Let $E,F, G$ be three Banach spaces and let $(v_n)$ be a sequence of continuous linear functions from F to G which converge to $v ,$ and $(u_n)$ be a sequence of linear and continuous functions from $E$ to $F$ which converge to $u.$
Prove that $v_n\circ u_n$ converges to $v\circ u$ in $\mathcal{L}(E,G)$.
I know that $$\|(v_n \circ u_n)-(v\circ u)\|= \sup_{\|x\|_E\leq 1} \|(v_n\circ u_n)(x)-(v\circ u)(x)\|_G,$$
but I don't know how to continue.
Thank you!
Best Answer
Not sure if this is the fastest answer, but it gets the job done. Recall that a linear function $f$ between Banach spaces is continuous if and only if it is bounded, e.g. $\|f(x)\|\leq C_f\|x\|$.
As suggested in the comments, begin with \begin{align*} \|v_n(u_n(x))-v(u(x))\|_G &\le\|v_n(u_n(x))-v_n(u(x))\|_G + \|v_n(u(x))-v(u(x))\|_G \\ &\le\|v_n(u_n(x)-u(x))\|_G + \|v_n(u(x))-v(u(x))\|_G \\ \end{align*}
Since each $v_n$ is bounded, the first term is at most $C_{v_n}\|u_n(x)-u(x)\|_F$.
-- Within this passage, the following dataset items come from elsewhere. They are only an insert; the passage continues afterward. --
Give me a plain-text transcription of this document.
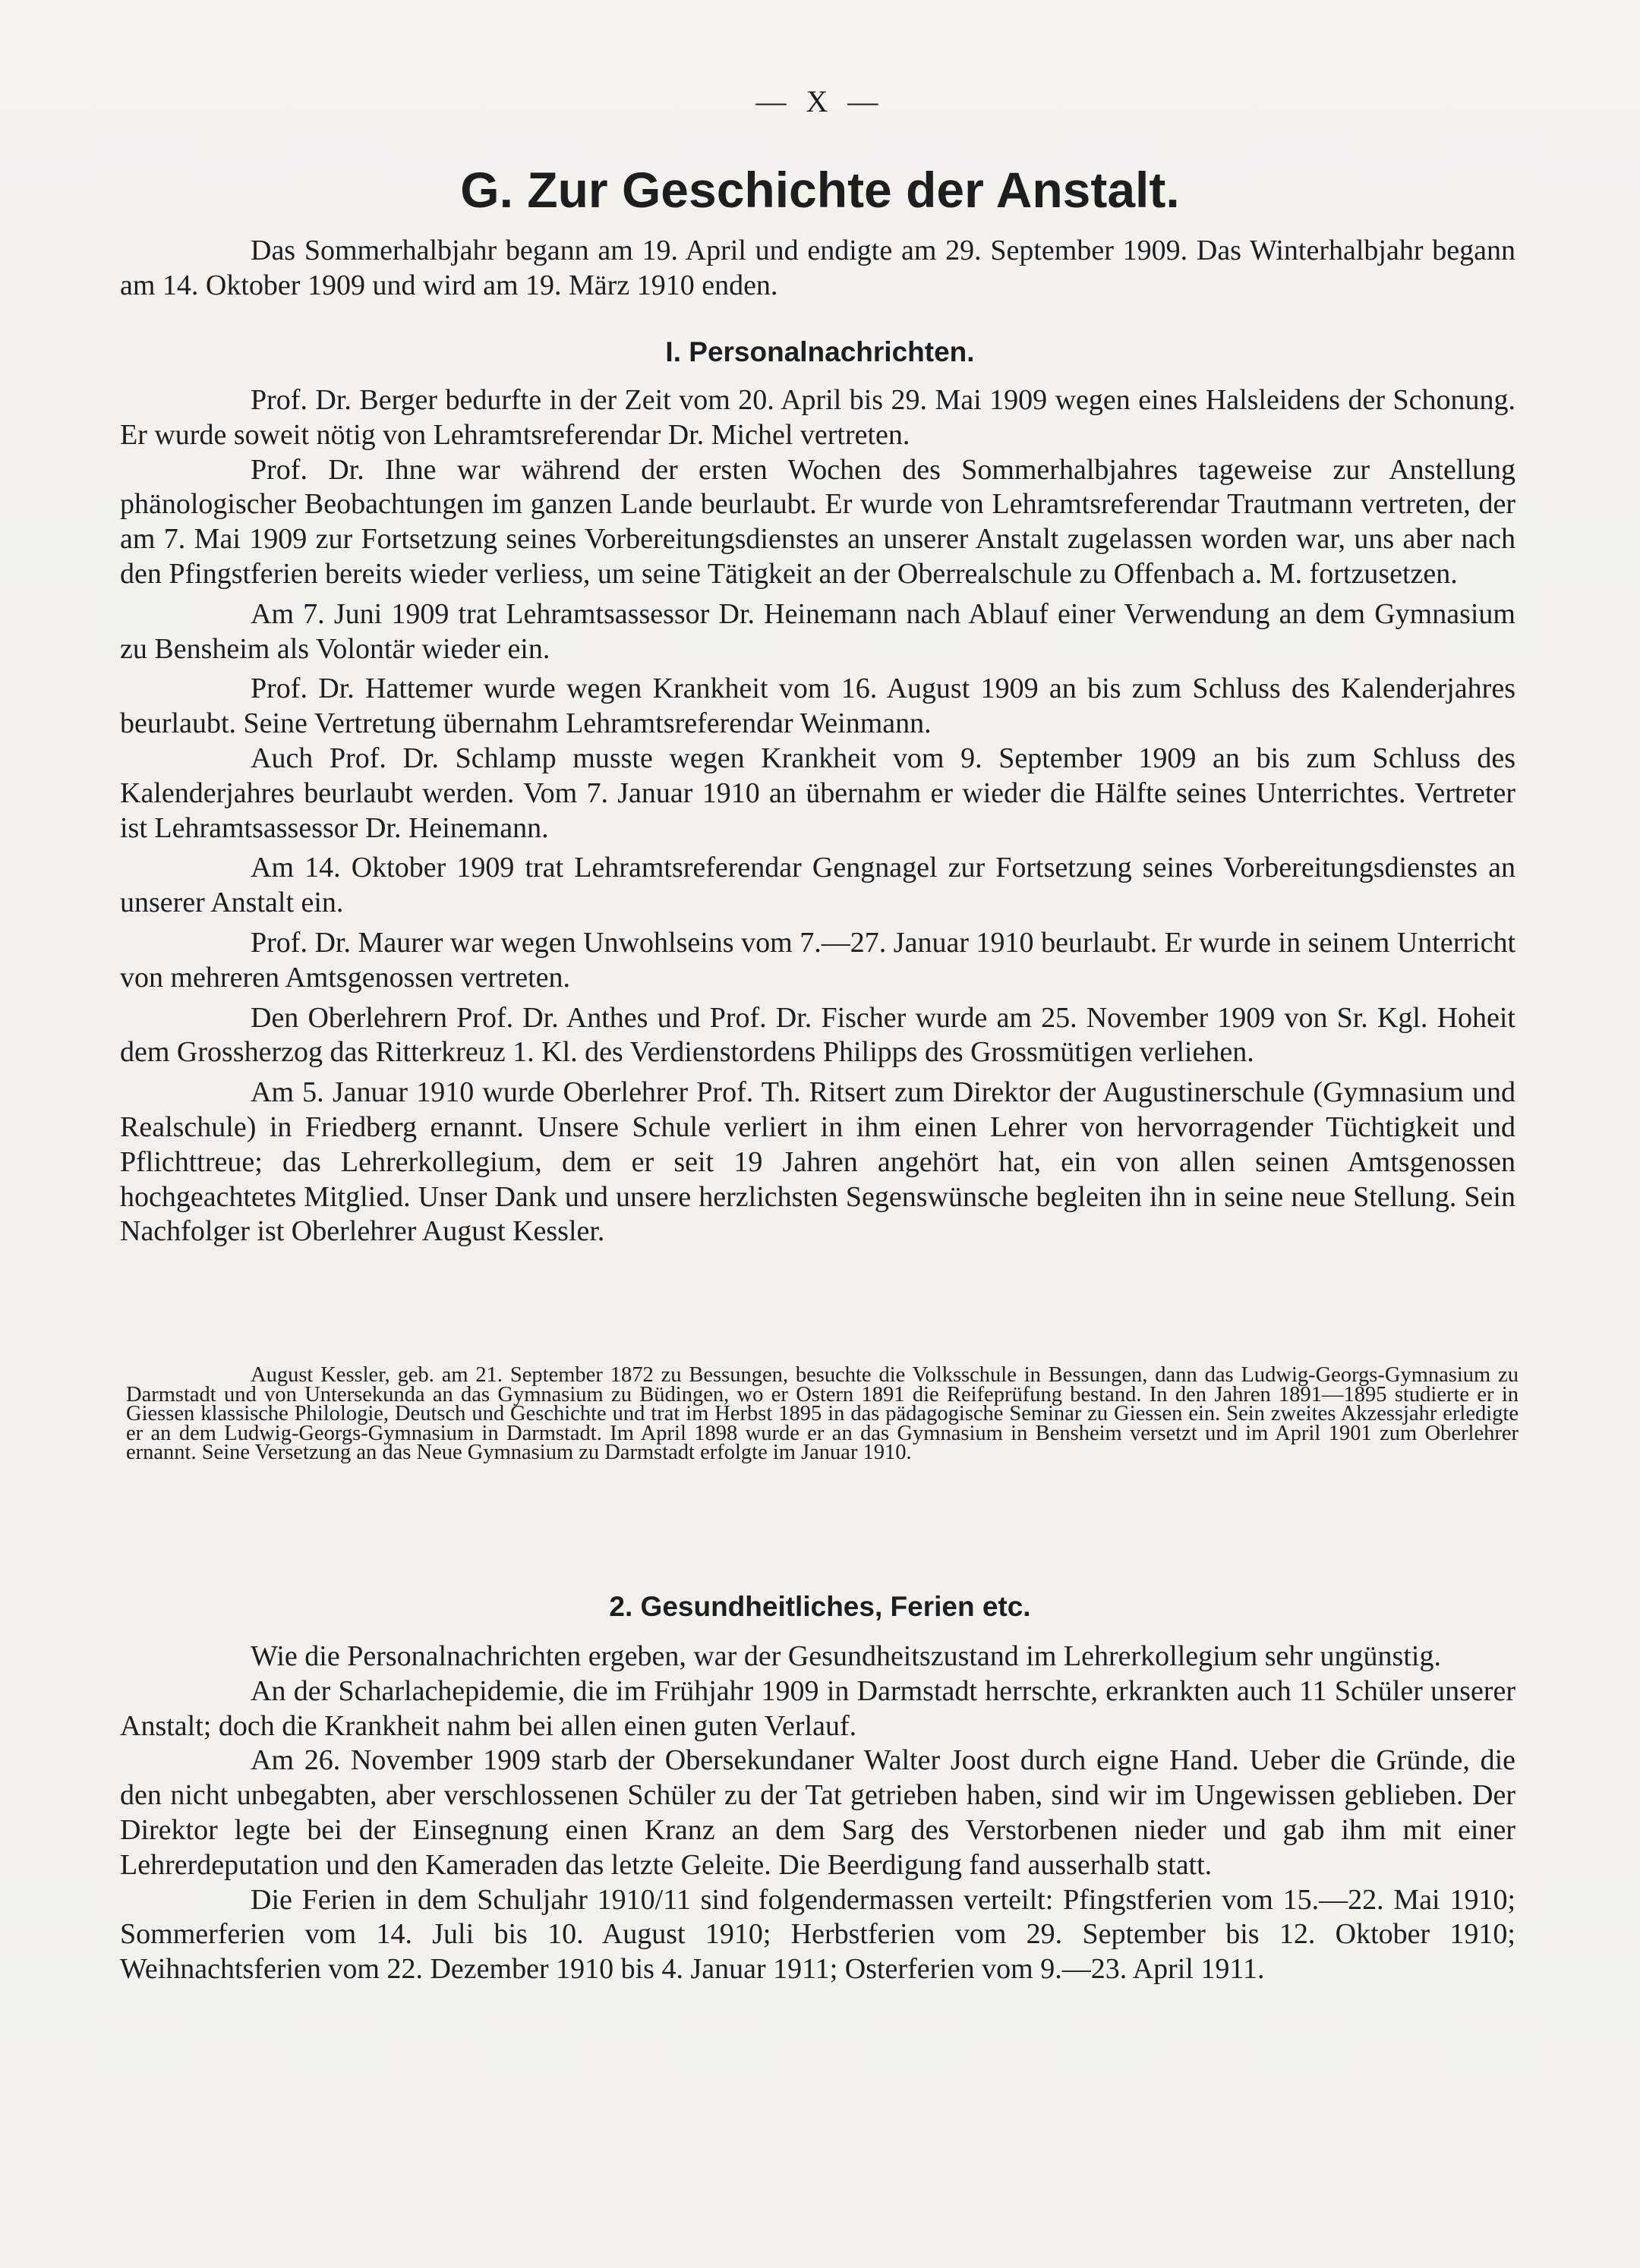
— X —
G. Zur Geschichte der Anstalt.

Das Sommerhalbjahr begann am 19. April und endigte am 29. September 1909. Das Winterhalbjahr begann am 14. Oktober 1909 und wird am 19. März 1910 enden.

I. Personalnachrichten.

Prof. Dr. Berger bedurfte in der Zeit vom 20. April bis 29. Mai 1909 wegen eines Halsleidens der Schonung. Er wurde soweit nötig von Lehramtsreferendar Dr. Michel vertreten.

Prof. Dr. Ihne war während der ersten Wochen des Sommerhalbjahres tageweise zur Anstellung phänologischer Beobachtungen im ganzen Lande beurlaubt. Er wurde von Lehramtsreferendar Trautmann vertreten, der am 7. Mai 1909 zur Fortsetzung seines Vorbereitungsdienstes an unserer Anstalt zugelassen worden war, uns aber nach den Pfingstferien bereits wieder verliess, um seine Tätigkeit an der Oberrealschule zu Offenbach a. M. fortzusetzen.

Am 7. Juni 1909 trat Lehramtsassessor Dr. Heinemann nach Ablauf einer Verwendung an dem Gymnasium zu Bensheim als Volontär wieder ein.

Prof. Dr. Hattemer wurde wegen Krankheit vom 16. August 1909 an bis zum Schluss des Kalenderjahres beurlaubt. Seine Vertretung übernahm Lehramtsreferendar Weinmann.

Auch Prof. Dr. Schlamp musste wegen Krankheit vom 9. September 1909 an bis zum Schluss des Kalenderjahres beurlaubt werden. Vom 7. Januar 1910 an übernahm er wieder die Hälfte seines Unterrichtes. Vertreter ist Lehramtsassessor Dr. Heinemann.

Am 14. Oktober 1909 trat Lehramtsreferendar Gengnagel zur Fortsetzung seines Vorbereitungsdienstes an unserer Anstalt ein.

Prof. Dr. Maurer war wegen Unwohlseins vom 7.—27. Januar 1910 beurlaubt. Er wurde in seinem Unterricht von mehreren Amtsgenossen vertreten.

Den Oberlehrern Prof. Dr. Anthes und Prof. Dr. Fischer wurde am 25. November 1909 von Sr. Kgl. Hoheit dem Grossherzog das Ritterkreuz 1. Kl. des Verdienstordens Philipps des Grossmütigen verliehen.

Am 5. Januar 1910 wurde Oberlehrer Prof. Th. Ritsert zum Direktor der Augustinerschule (Gymnasium und Realschule) in Friedberg ernannt. Unsere Schule verliert in ihm einen Lehrer von hervorragender Tüchtigkeit und Pflichttreue; das Lehrerkollegium, dem er seit 19 Jahren angehört hat, ein von allen seinen Amtsgenossen hochgeachtetes Mitglied. Unser Dank und unsere herzlichsten Segenswünsche begleiten ihn in seine neue Stellung. Sein Nachfolger ist Oberlehrer August Kessler.

August Kessler, geb. am 21. September 1872 zu Bessungen, besuchte die Volksschule in Bessungen, dann das Ludwig-Georgs-Gymnasium zu Darmstadt und von Untersekunda an das Gymnasium zu Büdingen, wo er Ostern 1891 die Reifeprüfung bestand. In den Jahren 1891—1895 studierte er in Giessen klassische Philologie, Deutsch und Geschichte und trat im Herbst 1895 in das pädagogische Seminar zu Giessen ein. Sein zweites Akzessjahr erledigte er an dem Ludwig-Georgs-Gymnasium in Darmstadt. Im April 1898 wurde er an das Gymnasium in Bensheim versetzt und im April 1901 zum Oberlehrer ernannt. Seine Versetzung an das Neue Gymnasium zu Darmstadt erfolgte im Januar 1910.

2. Gesundheitliches, Ferien etc.

Wie die Personalnachrichten ergeben, war der Gesundheitszustand im Lehrerkollegium sehr ungünstig.

An der Scharlachepidemie, die im Frühjahr 1909 in Darmstadt herrschte, erkrankten auch 11 Schüler unserer Anstalt; doch die Krankheit nahm bei allen einen guten Verlauf.

Am 26. November 1909 starb der Obersekundaner Walter Joost durch eigne Hand. Ueber die Gründe, die den nicht unbegabten, aber verschlossenen Schüler zu der Tat getrieben haben, sind wir im Ungewissen geblieben. Der Direktor legte bei der Einsegnung einen Kranz an dem Sarg des Verstorbenen nieder und gab ihm mit einer Lehrerdeputation und den Kameraden das letzte Geleite. Die Beerdigung fand ausserhalb statt.

Die Ferien in dem Schuljahr 1910/11 sind folgendermassen verteilt: Pfingstferien vom 15.—22. Mai 1910; Sommerferien vom 14. Juli bis 10. August 1910; Herbstferien vom 29. September bis 12. Oktober 1910; Weihnachtsferien vom 22. Dezember 1910 bis 4. Januar 1911; Osterferien vom 9.—23. April 1911.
Let us take supremums on both sides and assume that we can remove the $n$-dependence from the constant $C_{v_n}$; we will justify this assumption at the end of the post. We then obtain: $$\sup_{\|x\|_E\leq 1}\|v_n(u_n(x))-v(u(x))\|_G ~~\le~~ C\sup_{\|x\|_E\leq 1}\|u_n(x)-u(x)\| + \sup_{\|x\|_E\leq 1}\|v_n(u(x))-v(u(x))\|_G.$$
For sufficiently large $n$, the first term may be made strictly less than $\varepsilon/2$, directly from the convergence $u_n\to u$. The second term may also be made at most $\varepsilon/2$ as follows: since $\|x\|_E\leq 1$ we have $\|u(x)\|_F\leq C_u$. Thus, for sufficiently large $n$, $$\sup_{\|x\|_E\leq 1}\|v_n(u(x))-v(u(x))\|_G \leq \sup_{\|y\|_F\leq C_u}\|v_n(y)-v(y)\|_G = C_u \sup_{\|y\|_F\leq 1}\|v_n(y)-v(y)\|_G<\varepsilon/2.$$
Hence, we have bounded $\|v_n\circ u_n - v\circ u\|$ by $\varepsilon$ for any sufficiently large $n$, as desired.
The "technical details" song-and-dance:
By taking the relevant supremum, we can remove the $n$-dependence in this constant as follows: since $v_n\to v$, we have that $\sup_{\|y\|_F\leq 1}\|v_n(y)-v(y)\|_F\leq 1$ for any $K$ and for all sufficiently large $n$, so that $$\sup_{\|y\|_F\leq 1}\|v_n(y)\|\leq \sup_{\|y\|_F\leq 1}\|v_n(y)-v(y)\|_F + \sup_{\|y\|_F\leq 1}\|v(y)\|_F$$ and thus $C_{v_n}=\|v_n\|\leq 1+\|v\|$ for all sufficiently large $n$. Moreover, since $u_n\to u$, we have that $\sup_{\|x\|_E\leq 1}\|u_n(x)-u(x)\|_F\leq 1$ for all sufficiently large $n$. Since the supremum displayed above therefore includes $y=u_n(x)-u(x)$, we have that for sufficiently large $n$, $$\sup_{\|x\|_E\leq 1}\|v_n(u_n(x)-u(x))\|_G \leq (C_v+1)\sup_{\|x\|_E\leq 1}\|u_n(x)-u(x)\|_F.$$ Notice that $C=C_v+1$ is independent of $n$, as desired.